Like placing a band-aid over the bridge of Charlize Theron’s nose, they do detract from the overall natural beauty of the subject.
But it is a fashion that looks here to stay.
Nasal strips are now a fairly common sight on thoroughbred racehorses in Australia. They have been in use for more than a decade in the US but did take some considerable time to find acceptance in Australia. In fact these breathing aids have been in use across all disciplines (equestrian, harness racing, etc.) of horse competition with great acceptance for quite some time.
Neil Murray was at Mornington races yesterday and captured the racing action in his own inimitable style once again. When looking through his photographs these shots of two winners caught my eye.
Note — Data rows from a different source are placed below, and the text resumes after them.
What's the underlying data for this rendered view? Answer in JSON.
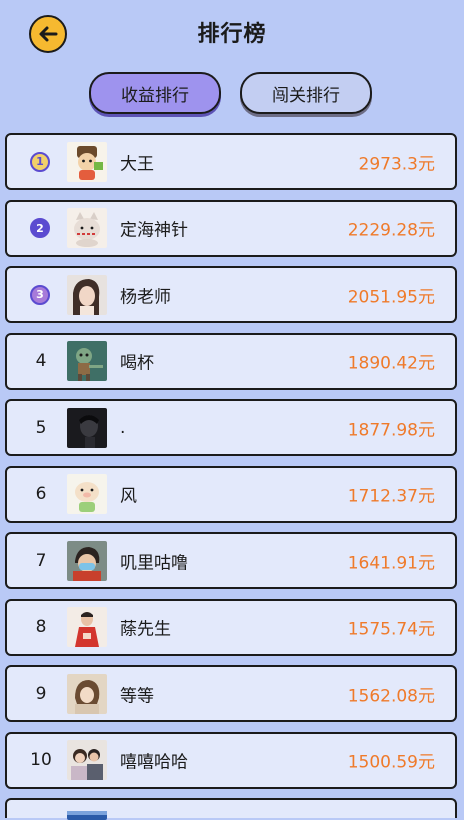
{
  "header": {
    "title": "排行榜"
  },
  "tabs": [
    {
      "label": "收益排行",
      "active": true
    },
    {
      "label": "闯关排行",
      "active": false
    }
  ],
  "ranking": [
    {
      "rank": "1",
      "name": "大王",
      "amount": "2973.3元",
      "medal": "gold",
      "avatar": "cartoon-character-avatar"
    },
    {
      "rank": "2",
      "name": "定海神针",
      "amount": "2229.28元",
      "medal": "silver",
      "avatar": "cartoon-cat-avatar"
    },
    {
      "rank": "3",
      "name": "杨老师",
      "amount": "2051.95元",
      "medal": "bronze",
      "avatar": "portrait-photo-avatar"
    },
    {
      "rank": "4",
      "name": "喝杯",
      "amount": "1890.42元",
      "avatar": "cartoon-zombie-avatar"
    },
    {
      "rank": "5",
      "name": ".",
      "amount": "1877.98元",
      "avatar": "dark-portrait-avatar"
    },
    {
      "rank": "6",
      "name": "风",
      "amount": "1712.37元",
      "avatar": "cartoon-pig-avatar"
    },
    {
      "rank": "7",
      "name": "叽里咕噜",
      "amount": "1641.91元",
      "avatar": "masked-person-avatar"
    },
    {
      "rank": "8",
      "name": "蒢先生",
      "amount": "1575.74元",
      "avatar": "red-outfit-avatar"
    },
    {
      "rank": "9",
      "name": "等等",
      "amount": "1562.08元",
      "avatar": "blurred-portrait-avatar"
    },
    {
      "rank": "10",
      "name": "嘻嘻哈哈",
      "amount": "1500.59元",
      "avatar": "couple-photo-avatar"
    }
  ],
  "colors": {
    "background": "#b9c9f6",
    "row_background": "#e3e9fb",
    "amount": "#ef7a2a",
    "active_tab": "#9e93ee",
    "back_button": "#f6b930"
  }
}
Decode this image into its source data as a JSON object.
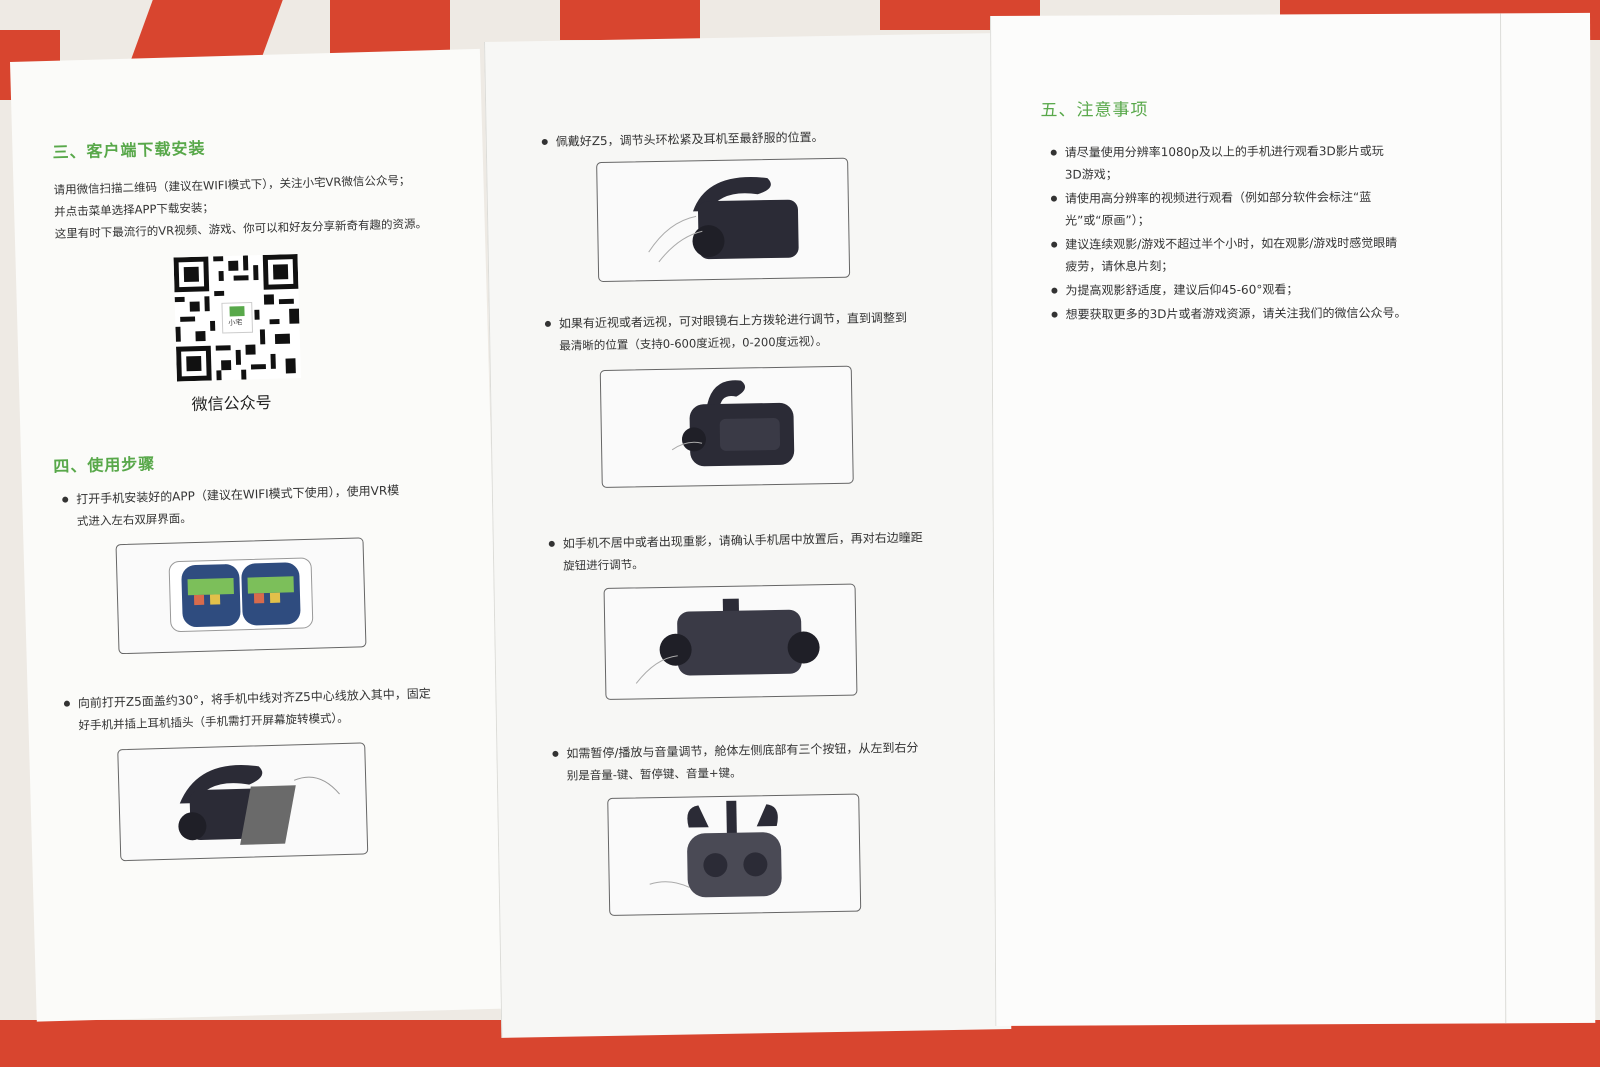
{
  "colors": {
    "heading": "#58a84a",
    "text": "#333333"
  },
  "left_panel": {
    "heading_download": "三、客户端下载安装",
    "download_lines": [
      "请用微信扫描二维码（建议在WIFI模式下），关注小宅VR微信公众号；",
      "并点击菜单选择APP下载安装；",
      "这里有时下最流行的VR视频、游戏、你可以和好友分享新奇有趣的资源。"
    ],
    "qr_caption": "微信公众号",
    "qr_logo_text": "小宅",
    "heading_steps": "四、使用步骤",
    "step1": [
      "打开手机安装好的APP（建议在WIFI模式下使用），使用VR模",
      "式进入左右双屏界面。"
    ],
    "step2": [
      "向前打开Z5面盖约30°，将手机中线对齐Z5中心线放入其中，固定",
      "好手机并插上耳机插头（手机需打开屏幕旋转模式）。"
    ]
  },
  "middle_panel": {
    "step3": [
      "佩戴好Z5，调节头环松紧及耳机至最舒服的位置。"
    ],
    "step4": [
      "如果有近视或者远视，可对眼镜右上方拨轮进行调节，直到调整到",
      "最清晰的位置（支持0-600度近视，0-200度远视）。"
    ],
    "step5": [
      "如手机不居中或者出现重影，请确认手机居中放置后，再对右边瞳距",
      "旋钮进行调节。"
    ],
    "step6": [
      "如需暂停/播放与音量调节，舱体左侧底部有三个按钮，从左到右分",
      "别是音量-键、暂停键、音量+键。"
    ]
  },
  "right_panel": {
    "heading_notes": "五、注意事项",
    "note1": [
      "请尽量使用分辨率1080p及以上的手机进行观看3D影片或玩",
      "3D游戏；"
    ],
    "note2": [
      "请使用高分辨率的视频进行观看（例如部分软件会标注“蓝",
      "光”或“原画”）；"
    ],
    "note3": [
      "建议连续观影/游戏不超过半个小时，如在观影/游戏时感觉眼睛",
      "疲劳，请休息片刻；"
    ],
    "note4": [
      "为提高观影舒适度，建议后仰45-60°观看；"
    ],
    "note5": [
      "想要获取更多的3D片或者游戏资源，请关注我们的微信公众号。"
    ]
  }
}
Primarily because the nasal strips are plain and simply ugly. There is colour and beauty in a set of blinkers, winkers or a nose roll - and the bridle always has an aesthetic and practical beauty - but those strips look very ordinary (maybe there is an opportunity for someone to brighten them up in some way).
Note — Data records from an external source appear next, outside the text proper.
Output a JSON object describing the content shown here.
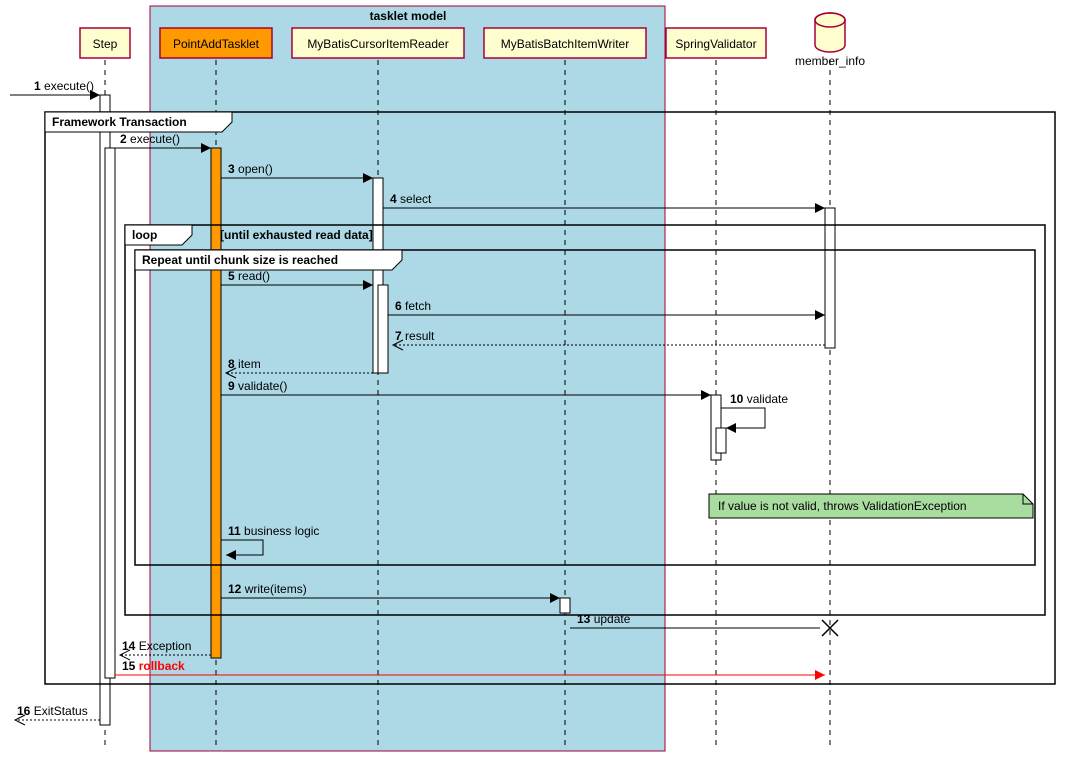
{
  "box_title": "tasklet model",
  "participants": {
    "step": "Step",
    "tasklet": "PointAddTasklet",
    "reader": "MyBatisCursorItemReader",
    "writer": "MyBatisBatchItemWriter",
    "validator": "SpringValidator",
    "db": "member_info"
  },
  "frames": {
    "transaction": "Framework Transaction",
    "loop": "loop",
    "loop_cond": "[until exhausted read data]",
    "repeat": "Repeat until chunk size is reached"
  },
  "messages": {
    "m1_n": "1",
    "m1": "execute()",
    "m2_n": "2",
    "m2": "execute()",
    "m3_n": "3",
    "m3": "open()",
    "m4_n": "4",
    "m4": "select",
    "m5_n": "5",
    "m5": "read()",
    "m6_n": "6",
    "m6": "fetch",
    "m7_n": "7",
    "m7": "result",
    "m8_n": "8",
    "m8": "item",
    "m9_n": "9",
    "m9": "validate()",
    "m10_n": "10",
    "m10": "validate",
    "m11_n": "11",
    "m11": "business logic",
    "m12_n": "12",
    "m12": "write(items)",
    "m13_n": "13",
    "m13": "update",
    "m14_n": "14",
    "m14": "Exception",
    "m15_n": "15",
    "m15": "rollback",
    "m16_n": "16",
    "m16": "ExitStatus"
  },
  "note": "If value is not valid, throws ValidationException"
}
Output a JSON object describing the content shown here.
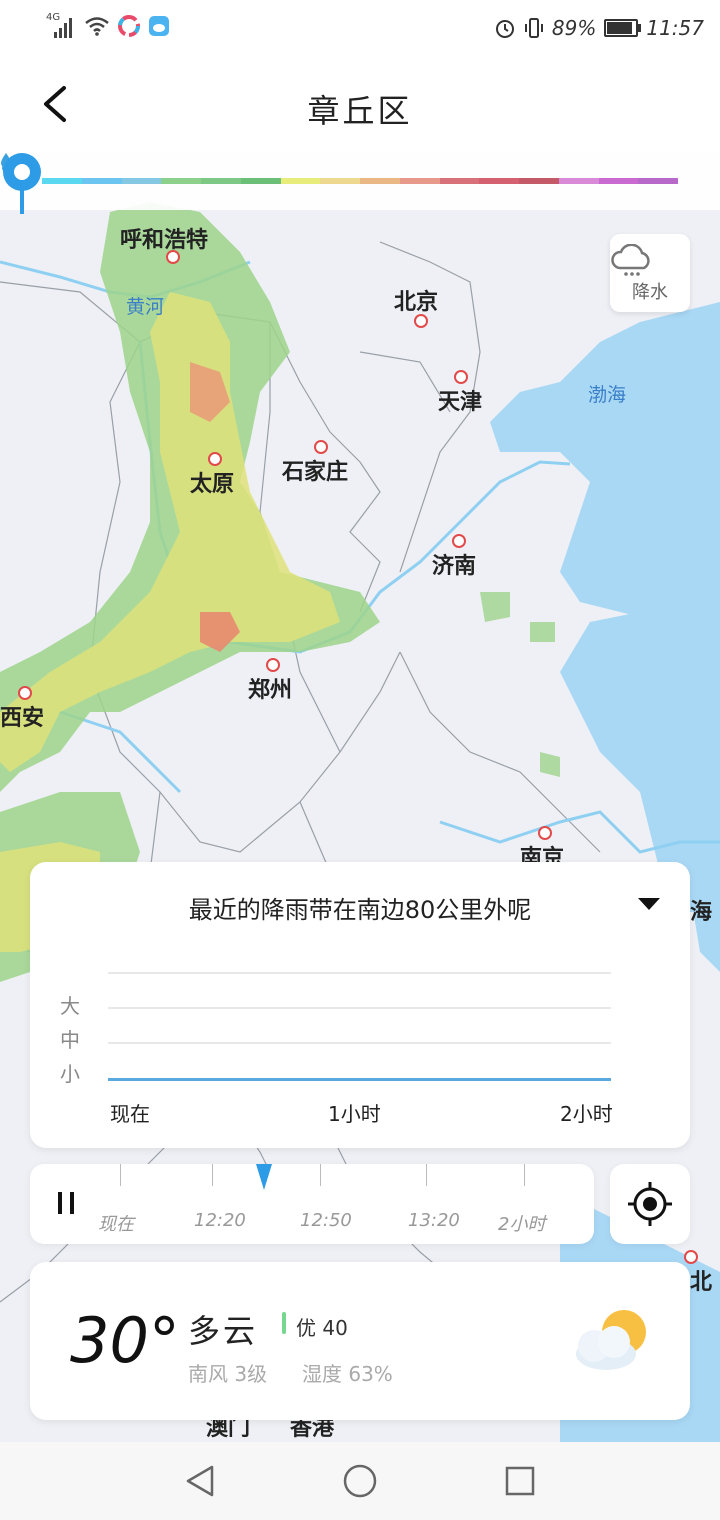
{
  "status_bar": {
    "network": "4G",
    "battery": "89%",
    "battery_level": 0.89,
    "time": "11:57"
  },
  "header": {
    "title": "章丘区"
  },
  "map": {
    "precip_legend_colors": [
      "#5ad8f0",
      "#6cc4f0",
      "#84c8e4",
      "#8cd08c",
      "#7cc884",
      "#6cbf76",
      "#e8ec7a",
      "#eed890",
      "#eab884",
      "#e89a8a",
      "#d8707a",
      "#d46070",
      "#c45a68",
      "#d88ad8",
      "#c86ad0",
      "#b868c8"
    ],
    "precip_button_label": "降水",
    "cities": {
      "huhehaote": "呼和浩特",
      "beijing": "北京",
      "tianjin": "天津",
      "taiyuan": "太原",
      "shijiazhuang": "石家庄",
      "jinan": "济南",
      "zhengzhou": "郑州",
      "xian": "西安",
      "nanjing": "南京",
      "shanghai_partial": "海",
      "taipei_partial": "北",
      "macau": "澳门",
      "hongkong": "香港"
    },
    "waters": {
      "huanghe": "黄河",
      "bohai": "渤海"
    }
  },
  "forecast": {
    "summary": "最近的降雨带在南边80公里外呢",
    "y_labels": [
      "大",
      "中",
      "小"
    ],
    "x_labels": [
      "现在",
      "1小时",
      "2小时"
    ]
  },
  "timeline": {
    "labels": [
      "现在",
      "12:20",
      "12:50",
      "13:20",
      "2小时"
    ]
  },
  "weather": {
    "temperature": "30°",
    "condition": "多云",
    "aqi": "优 40",
    "wind": "南风 3级",
    "humidity": "湿度 63%"
  }
}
I have reproduced two of his photographs for you here. The first is Blue Vein (Fabian Alesci) winning race 4 - and secondly Schwarzer (Ben Knobell) winning race 5.
Even from their inception some racehorse trainers thought them nothing more than a cosmetic fix - a placebo. But many trainers now vouch for the benefits. And I have listed some of the research below:
During exercise when horses begin to breathe hard the soft tissues overlying the nasal passages are sucked in, reducing the airway diameter. This reduction in diameter causes greater resistance to airflow into the lungs. Nasal strips gently support the soft tissues over the nasal passages providing reduced airway resistance during exercise.
By reducing airway resistance during exercise, nasal strips help prevent fatigue related injuries, help protect the lungs from injury and bleeding and promote optimal athletic performance. - Flair Strips.
“ . . . In the field, nearly 400 horses that wore nasal strips were evaluated at the Calder Race Course in Florida in 1999-2000. It was observed that horses with the strip had a win percentage 3.4% higher than horses that did not wear a strip. Horses wearing a nasal strip had a 15% decrease in the interval to the next race (23 days) compared with the race-to-race interval before wearing a nasal strip (29 days).”